William and Jeff Lawler were initially fined $10,000 — the maximum amount — in February for the most-recent contamination at their rural Peosta farm.

That happened in March 2019. The Lawlers do not have adequate storage for the manure produced by their nearly 500 cows and must regularly spread the manure on nearby land that is steeply sloped.

“Snow was still on the ground and rain was forecasted,” one of the DNR orders noted about the 2019 incident. Those conditions led an unspecified amount of manure to wash into a terrace with a drain pipe that goes into a ravine near the creek.

The contamination was first noticed by someone who saw dead fish in the creek. A subsequent DNR investigation found 238 dead fish along the mile stretch of the creek, which is a tributary of the Little Maquoketa River.

Tests of water in the area found elevated levels of ammonia, and a DNR environmental specialist noted dead and decomposing cows in the ravine. Iowa law requires farm animals to be composted within 24 hours of their death, according to a DNR order.

The February 2022 administrative order included a total penalty of about $11,100 for the fine and restitution for the fish kill. The Lawlers appealed the decision and submitted a plan to prevent future creek contaminations, and this month the DNR reduced the fine by $3,000.

Brett Meyers, an environmental specialist for the DNR who investigated the manure release, said the Lawlers have since obtained new equipment to allow them to inject manure into farm fields to lessen the potential for runoff.

Fine previously reduced for 2014 manure spill

The Lawlers had received a previous fine reduction in 2016 when they appealed a DNR order that punished them for manure overflows from a storage basin that led to another fish kill.

In that instance, the Lawlers had failed to report the overflow that happened in September 2014, which is required within six hours after the discovery of a manure release under Iowa law. Instead, it was a passerby who noted dead fish and brown water in the creek and reported it, a DNR order said.
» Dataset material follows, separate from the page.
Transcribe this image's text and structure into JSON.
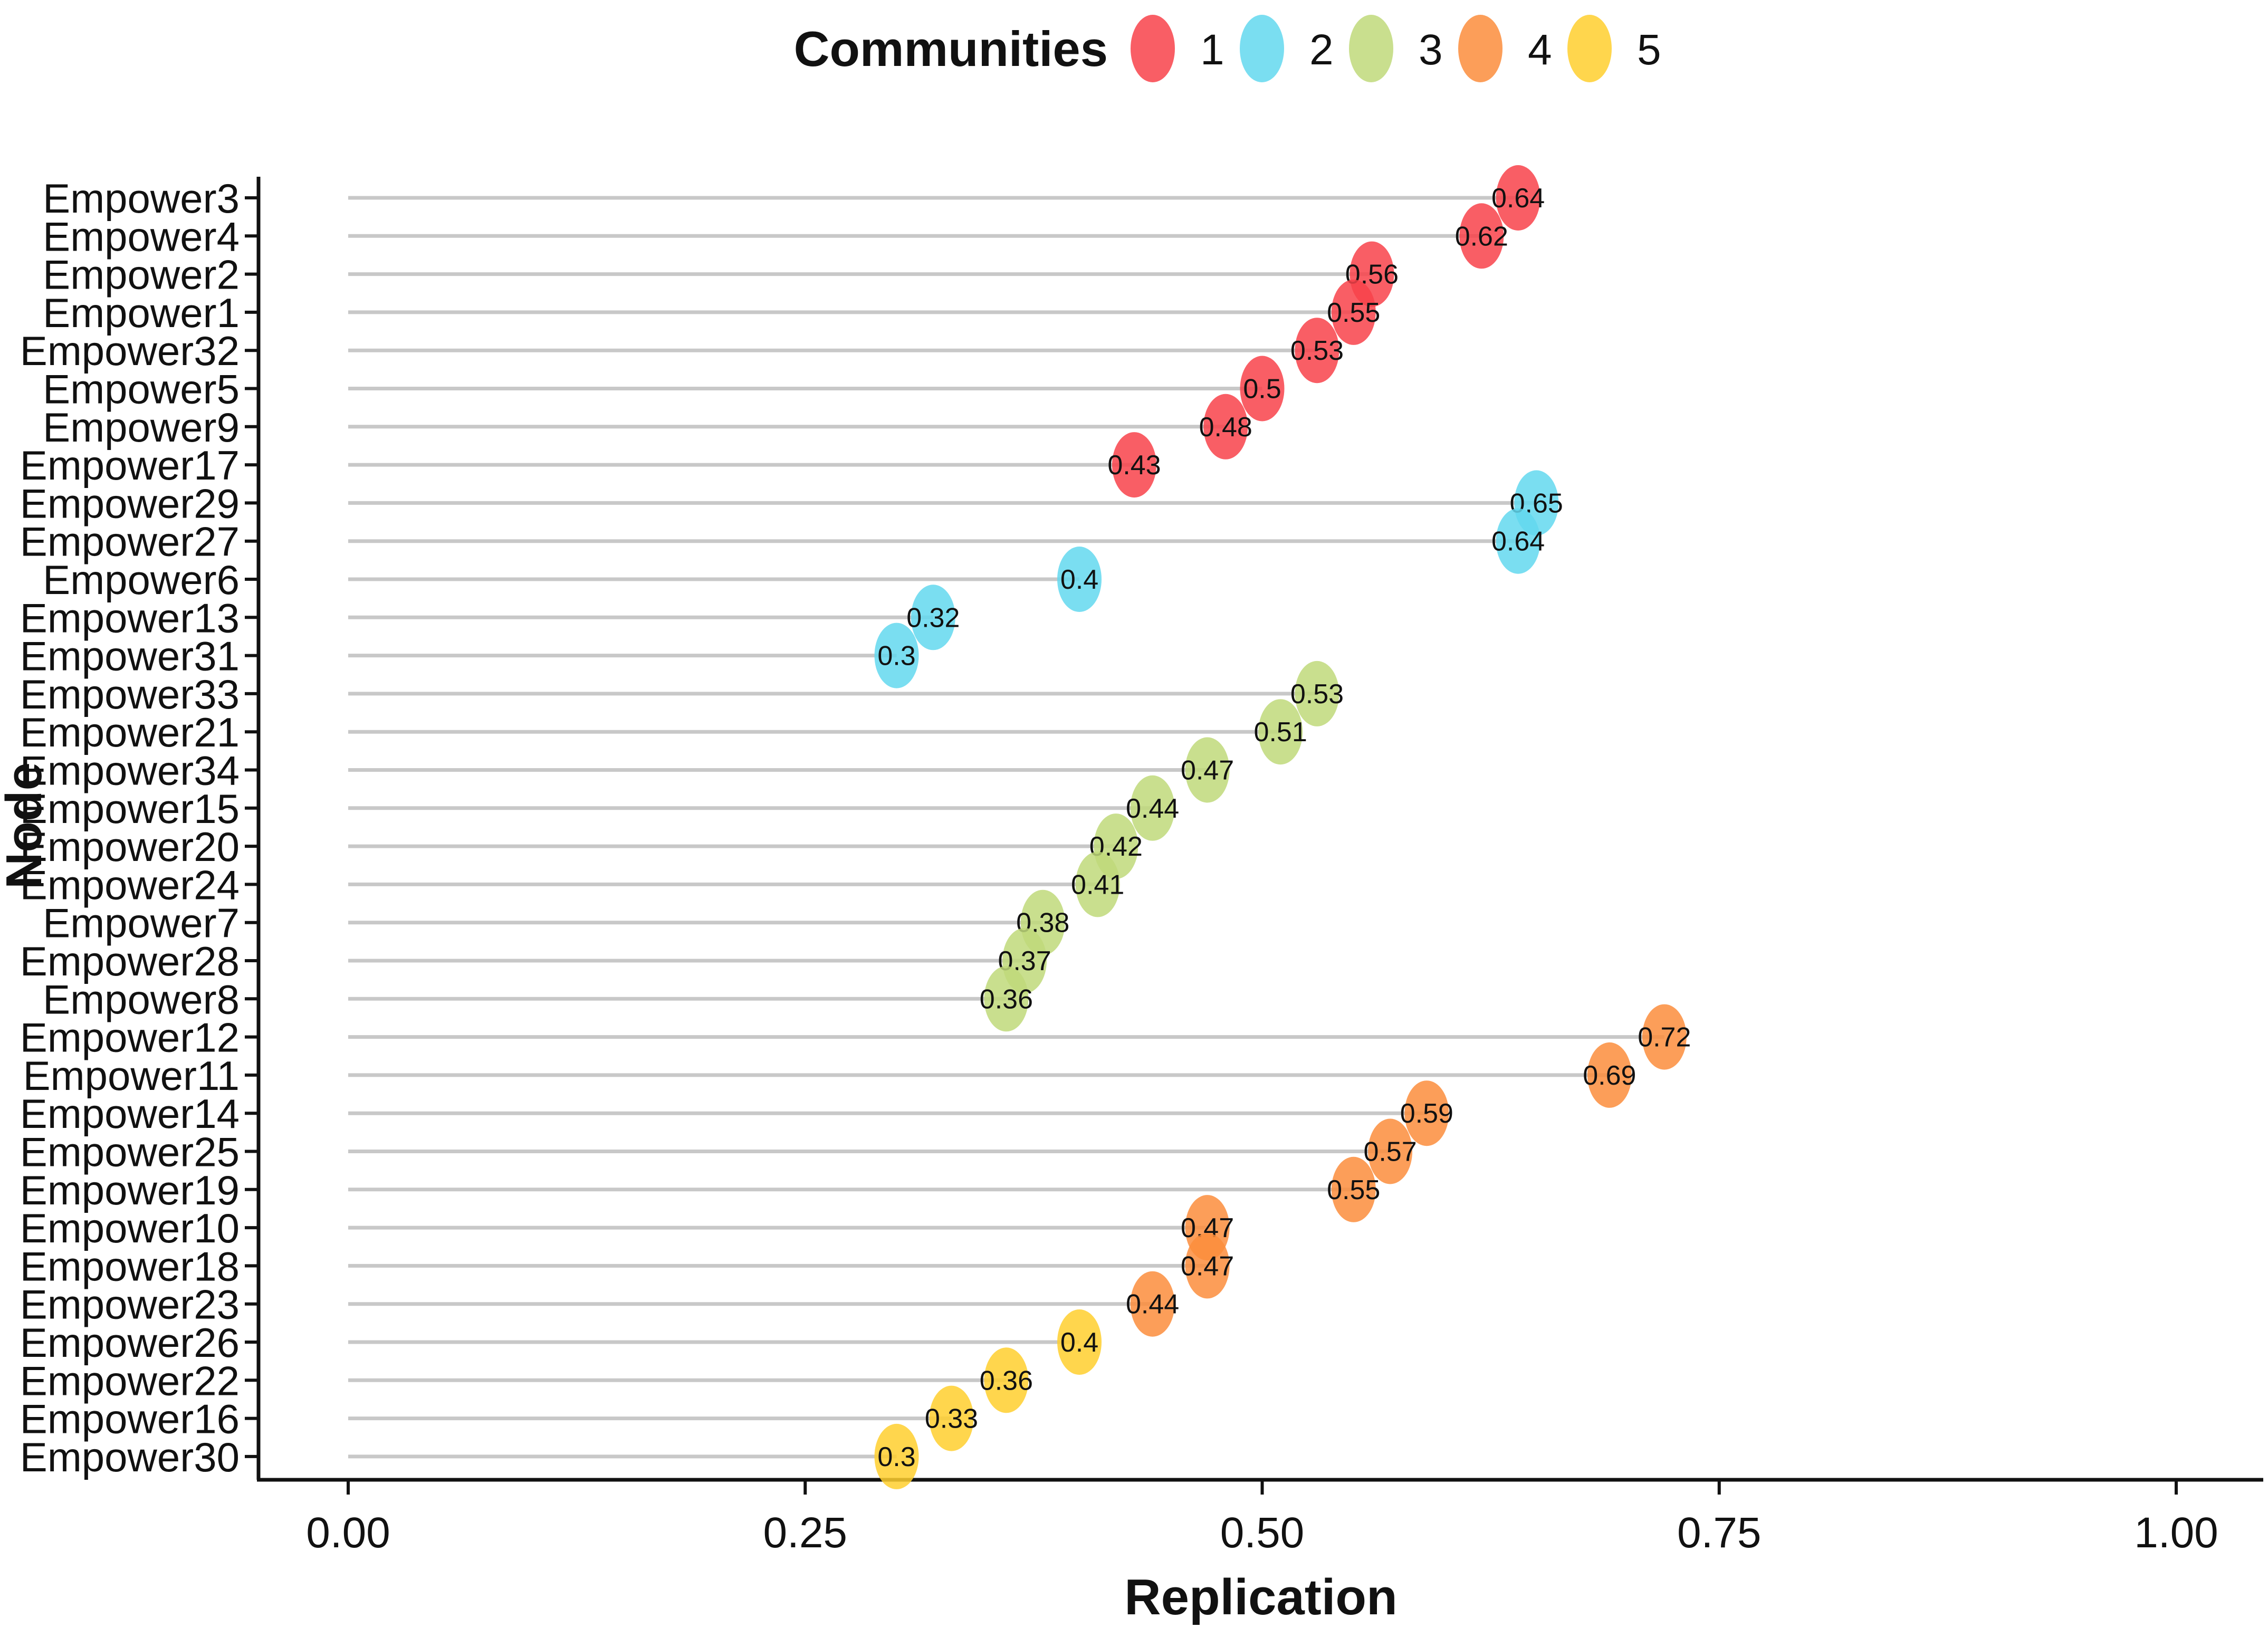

A fish kill investigation found that there were 138 dead fish because of manure that had contaminated the creek.

The Lawlers struggled for months to remedy the situation, according to a DNR administrative order. They dug a second pit to catch the overflowing manure, but the DNR also told them to construct dams at the edge of the property and in the creek to block further manure contamination. The Lawlers pumped enough manure from the main storage basin to lower its surface to about two feet below the top of the basin.

But about three months after the 2014 spill, someone reported that the basin was poised to overflow again, and a DNR investigator later saw the basin overflowing into the secondary pit. The investigator noted that the Lawlers had also failed to submit a plan to prevent future manure releases and to assess the structural integrity of one of the basins. The Lawlers then removed all solid materials from the primary basin.

The DNR in 2015 initially fined the Lawlers $9,000 and an additional $1,100 for fish kill restitution. They appealed, and the fine was reduced to $6,000.